Este cuadro expresionista presenta un paisaje desolado (recuerdo de Hiroshima) del que forma parte un río que separa las dos Coreas, así como a los civiles y soldados. Mientras que los civiles (todos ellos niños y mujeres) aparecen dibujados de frente, desnudos y de forma curvilínea, los soldados aparecen en oposición, con el rostro oculto y trazados con líneas rectas y más geométricas como forma de evocar la agresividad y la violencia. Este cuadro de alto contenido político pretendía culpar de la guerra de Corea solo y exclusivamente a EEUU, así como criticar el poder en occidente. Esto también se aprecia en los cascos de los soldados, que por la forma intentan reflejar la obcecación ideológica y una manipulación de su conciencia por parte de un líder político.
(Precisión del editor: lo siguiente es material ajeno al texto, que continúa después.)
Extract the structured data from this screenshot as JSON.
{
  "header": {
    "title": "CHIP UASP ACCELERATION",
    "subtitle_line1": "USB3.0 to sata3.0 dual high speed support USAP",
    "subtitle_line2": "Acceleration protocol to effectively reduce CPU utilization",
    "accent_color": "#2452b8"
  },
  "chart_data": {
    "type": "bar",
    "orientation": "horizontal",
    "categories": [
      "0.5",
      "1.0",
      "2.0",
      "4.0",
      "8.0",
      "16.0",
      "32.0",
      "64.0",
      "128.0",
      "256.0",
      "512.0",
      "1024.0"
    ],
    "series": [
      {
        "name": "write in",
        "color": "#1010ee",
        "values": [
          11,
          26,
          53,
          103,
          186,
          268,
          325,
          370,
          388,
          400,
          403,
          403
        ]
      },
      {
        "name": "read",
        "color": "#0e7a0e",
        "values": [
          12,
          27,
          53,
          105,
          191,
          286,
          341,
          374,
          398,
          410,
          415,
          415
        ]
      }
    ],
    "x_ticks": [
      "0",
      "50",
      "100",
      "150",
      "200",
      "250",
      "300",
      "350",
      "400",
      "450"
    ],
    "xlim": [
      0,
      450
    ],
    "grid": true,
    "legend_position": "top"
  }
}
Dicho líder aparece en escena, a la derecha del todo, disociado del resto, influyendo a los demás sin correr riesgos y con los pies girados, preparados para huir de la guerra.

2. Los fusilamientos del 3 de mayo de 1808: Esta obra fue una influencia para Picasso a la hora de pintar la obra anterior de forma que ambas siguen esquemas muy similares. La disposición de ejecutores y ejecutados se dispone de la misma manera: los civiles aparecen a la izquierda de la imagen y su rostro, el cuál podemos ver sin problemas, refleja el miedo; y en cuanto a los soldados, aparecen dando la espalda al espectador y en oposición a los civiles, esto es, a la derecha de la imagen. También se puede observar, al fondo, un paisaje desolador, de una ciudad ocupada y destruida. Además, en la otra escena aparece la figura de un líder listo para huir, en esta obra, a pesar de ser sabido que los fusilamientos fueron directamente ordenados por Joaquín Murta (cuñado de Napoleón), éste no aparece por ninguna parte. En esta obra la pincelada de Goya es totalmente suelta, creando una estética tétrica a través de las luces, colores y humos.
3. La rendición de Breda: Escojo esta obra no sólo por las similitudes que pueda guardar con las obras anteriores, sino por otros rasgos que aparecen en perfecta oposición permitiendo, pues, la relación con dichas obras. Las tres obras representan un momento producido tras un conflicto bélico (ya sea un levantamiento o una batalla) que tiene un claro vencedor sobre otro. Rasgos similares son, por ejemplo, la disposición de los personajes: a la derecha el bando vencedor y en la izquierda los vencidos. Un fondo desolador, donde podemos ver un paisaje de ciudades destruidas de donde salen largas columnas de humo. Además Velázquez ya introdujo la presencia de un río de forma sepenteante que aparecería años después en la obra de Picasso aunque con más protagonismo. Aunque, tal vez, sea más interesante ver como contrasta la obra de Velázquez con la de los autores anteriores y para ello tendríamos que destacar la función de dicha obra: mientras Picasso y Goya pintaron para criticar la guerra y al vencedor (EEUU y Francia, respectivamente), Velázquez intentó ensalzar los tercios españoles así como su victoria. Ello explica por qué si aparece el líder y en el centro de la escena además, ganando un gran protagonismo.
Se podría decir, como conclusión de todo, que mientras Picasso y Goya pintaron una obra para los vencidos, Velázquez lo hizo para los vencedores y de ahí que los rostros de los soldados españoles sean los que se pueden apreciar sobre el resto.